I say that now like it’s just a fact. A footnote. A thing that happened. But the truth is—my body still remembers. The metal pellets are still there, wrapped around my spine like silent witnesses. For years, I wore a colostomy bag, limped on pinewood crutches, and hid the visible scars under resilience. That trauma was easy to see.
But not all wounds are visible. And not all trauma looks like blood and bandages.
After four decades as a psychotherapist, I’ve learned that some of the deepest traumas are the ones we never recognize. The ones we carry like habits. The ones we’ve normalized. That’s why this week, I’m talking to you about unrecognized trauma—and how it may be showing up in your life, even if you don’t have a dramatic story like mine.
First, What Is Unrecognized Trauma?
Trauma is not just what happens to you—it’s what happens inside you as a result of what happened to you.
When your body or mind experiences something overwhelming—whether that’s a shooting, a breakup, childhood neglect, racism, a toxic job, or medical mistreatment—and you don’t have the support or capacity to process it, that’s trauma. And if that experience stays buried, you may not recognize it for what it is.
Yet it still shapes how you love, work, parent, and show up in the world.
According to the National Child Traumatic Stress Network, trauma can be ongoing, cumulative, and even passed down generationally—especially in marginalized communities. For many Black women, trauma is both personal and systemic.
I’ve lived both.
My Own Journey with Trauma
I survived a shooting as a child. I survived the trauma of surgery while awake.
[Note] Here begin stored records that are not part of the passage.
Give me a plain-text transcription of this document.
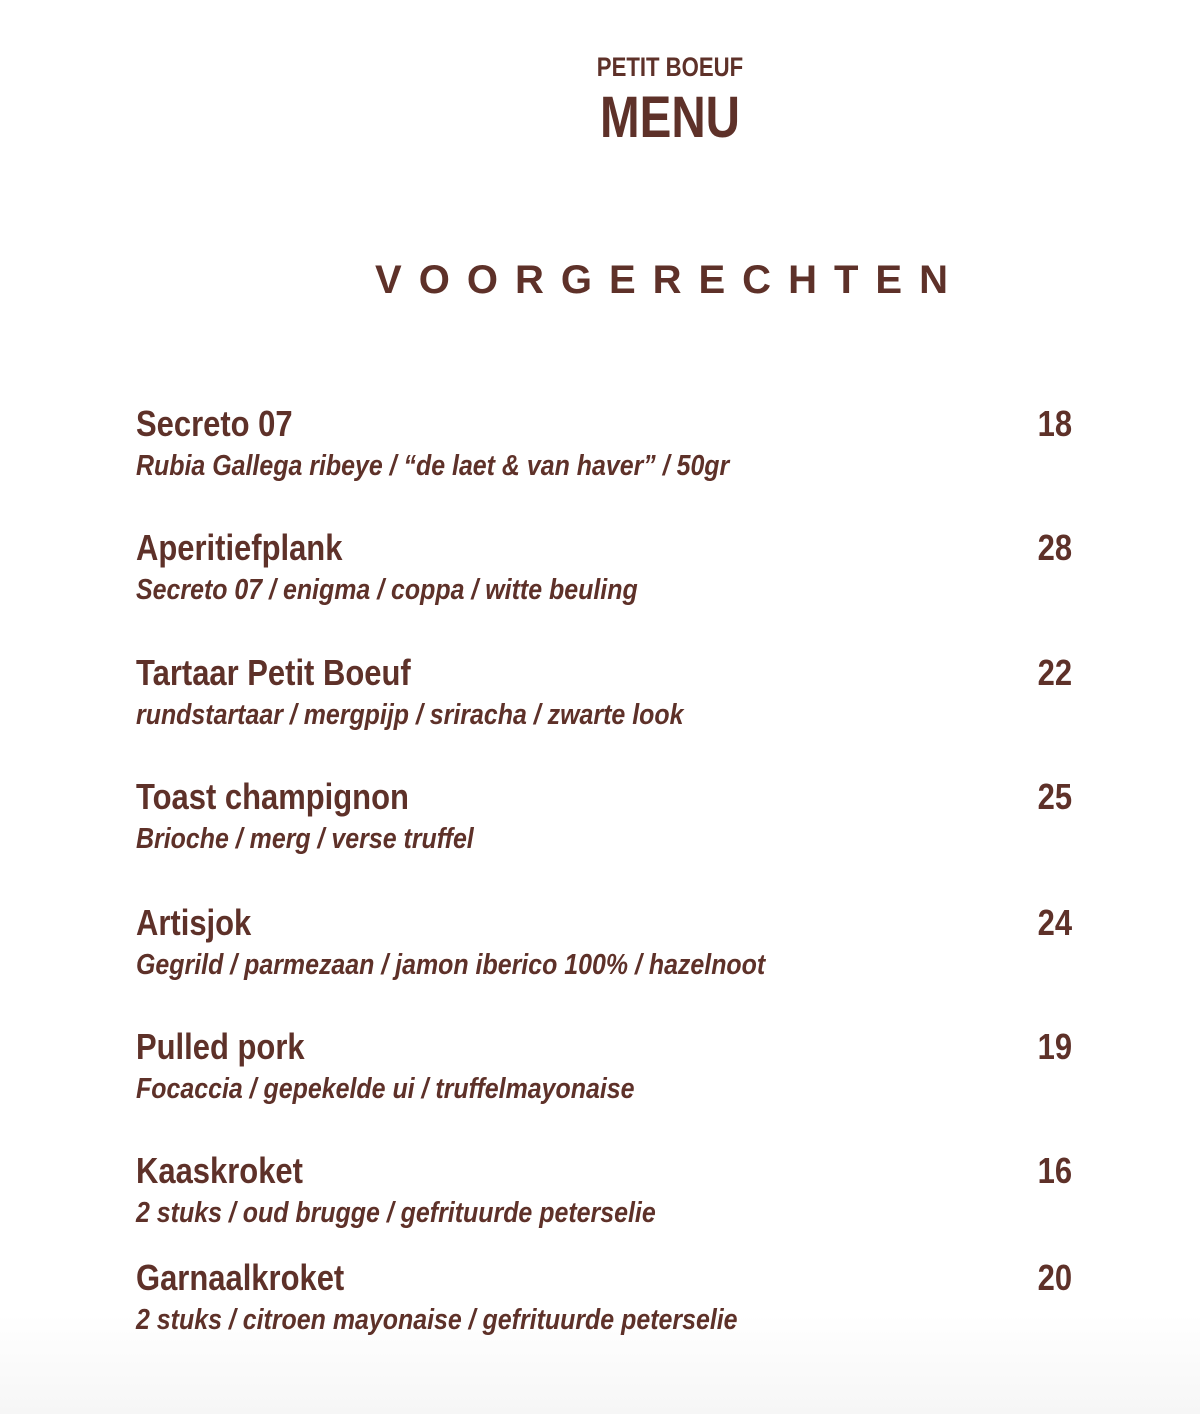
PETIT BOEUF
MENU
VOORGERECHTEN
Secreto 07	18
Rubia Gallega ribeye / “de laet & van haver” / 50gr
Aperitiefplank	28
Secreto 07 / enigma / coppa / witte beuling
Tartaar Petit Boeuf	22
rundstartaar / mergpijp / sriracha / zwarte look
Toast champignon	25
Brioche / merg / verse truffel
Artisjok	24
Gegrild / parmezaan / jamon iberico 100% / hazelnoot
Pulled pork	19
Focaccia / gepekelde ui / truffelmayonaise
Kaaskroket	16
2 stuks / oud brugge / gefrituurde peterselie
Garnaalkroket	20
2 stuks / citroen mayonaise / gefrituurde peterselie
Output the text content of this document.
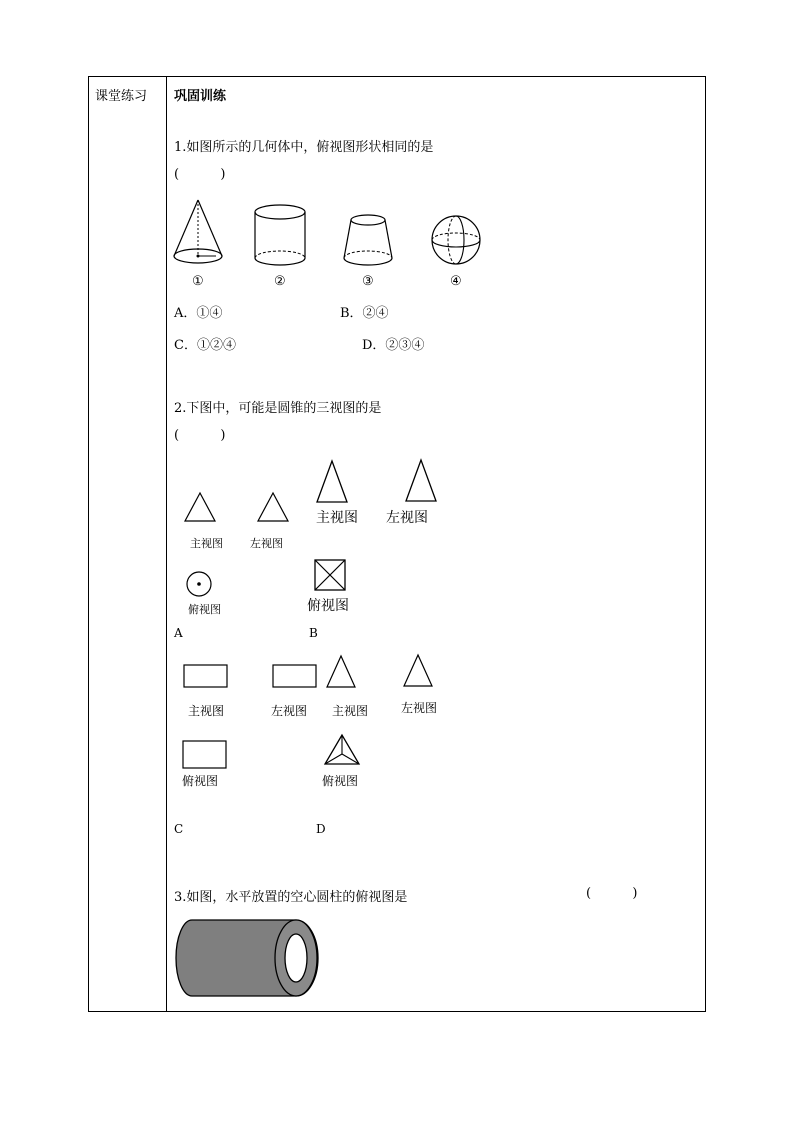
课堂练习 巩固训练
1.如图所示的几何体中，俯视图形状相同的是
(          )
①	②	③	④
A．①④	B．②④
C．①②④	D．②③④
2.下图中，可能是圆锥的三视图的是
(          )
主视图 左视图
俯视图
A
主视图 左视图
俯视图
B
主视图	左视图
俯视图
C
主视图	左视图
俯视图
D
3.如图，水平放置的空心圆柱的俯视图是	(          )
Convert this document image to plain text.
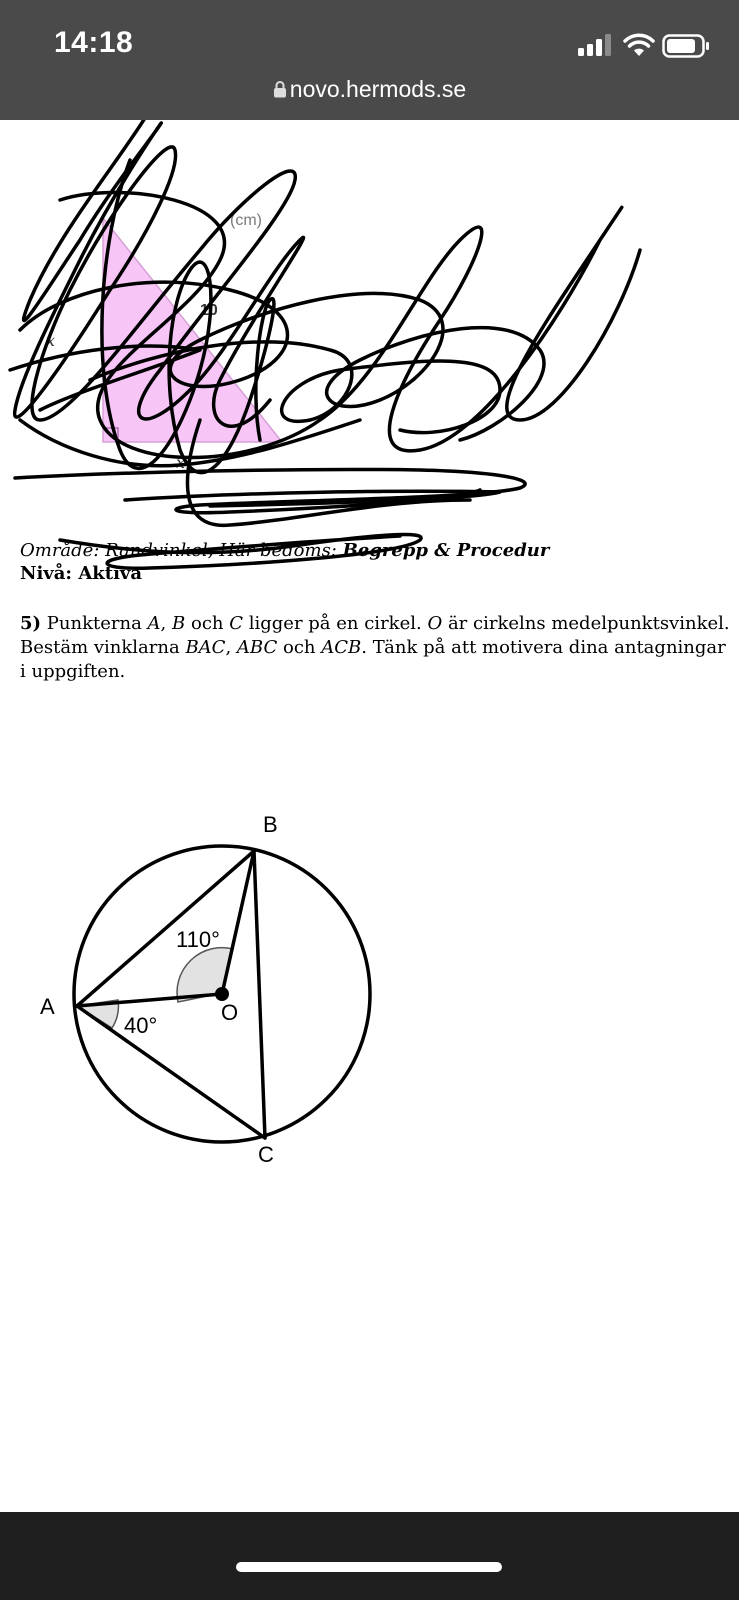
14:18
novo.hermods.se
(cm)
10
x
x
Område: Randvinkel, Här bedöms: Begrepp & Procedur
Nivå: Aktiva
5) Punkterna A, B och C ligger på en cirkel. O är cirkelns medelpunktsvinkel. Bestäm vinklarna BAC, ABC och ACB. Tänk på att motivera dina antagningar i uppgiften.
B
A	O
C
110°
40°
I survived medical racism that dismissed my pain, and later, I became a healer myself—partly because therapy found me.
I never set out to be a therapist. I was guided—by spirit, suffering, and divine grace—into a vocation where my pain became someone else’s light.
Now, I want to help you name the unspoken.
Because trauma unrecognized is trauma untreated. And untreated trauma keeps us sick, stuck, and silent.
5 Signs You Might Be Experiencing Unrecognized Trauma
Here’s how it could be showing up in your life right now:
1. You’re Hyper-Independent
If you believe “I can only rely on myself,” chances are you’ve been let down before. That’s not just ambition—that’s protection. Unrecognized trauma often teaches us to isolate rather than risk disappointment
2. You Feel Numb
You go through the motions. You show up for others. But joy? Connection? Hard to access. Emotional numbness is a hallmark of trauma, and it’s the mind’s way of not feeling too much.
3. You Strive for Perfection
You don’t just want to succeed—you need to, or else you feel worthless. Perfectionism can be a trauma response rooted in early experiences of conditional love or criticism.
4. You Don’t Trust Anyone
Even in safe relationships, you’re waiting for the other shoe to drop. Trauma can damage our attachment systems, especially if we grew up around instability, neglect, or betrayal.
5. Your Body Speaks in Symptoms
Headaches. Fatigue. Gut issues. Trauma isn’t just in the mind—it lives in the body. If doctors can’t find a cause for your chronic issues, it might be unrecognized trauma.
The Good News: You Don’t Have to Stay There
You are not broken. You are carrying things that were too heavy for you to carry alone. But healing is possible. I’ve seen it in my clients, in my community, and in myself.
If any of this resonates, you’re not alone and you’re not weak. You’re human. And like all humans, you deserve support, compassion, and room to heal.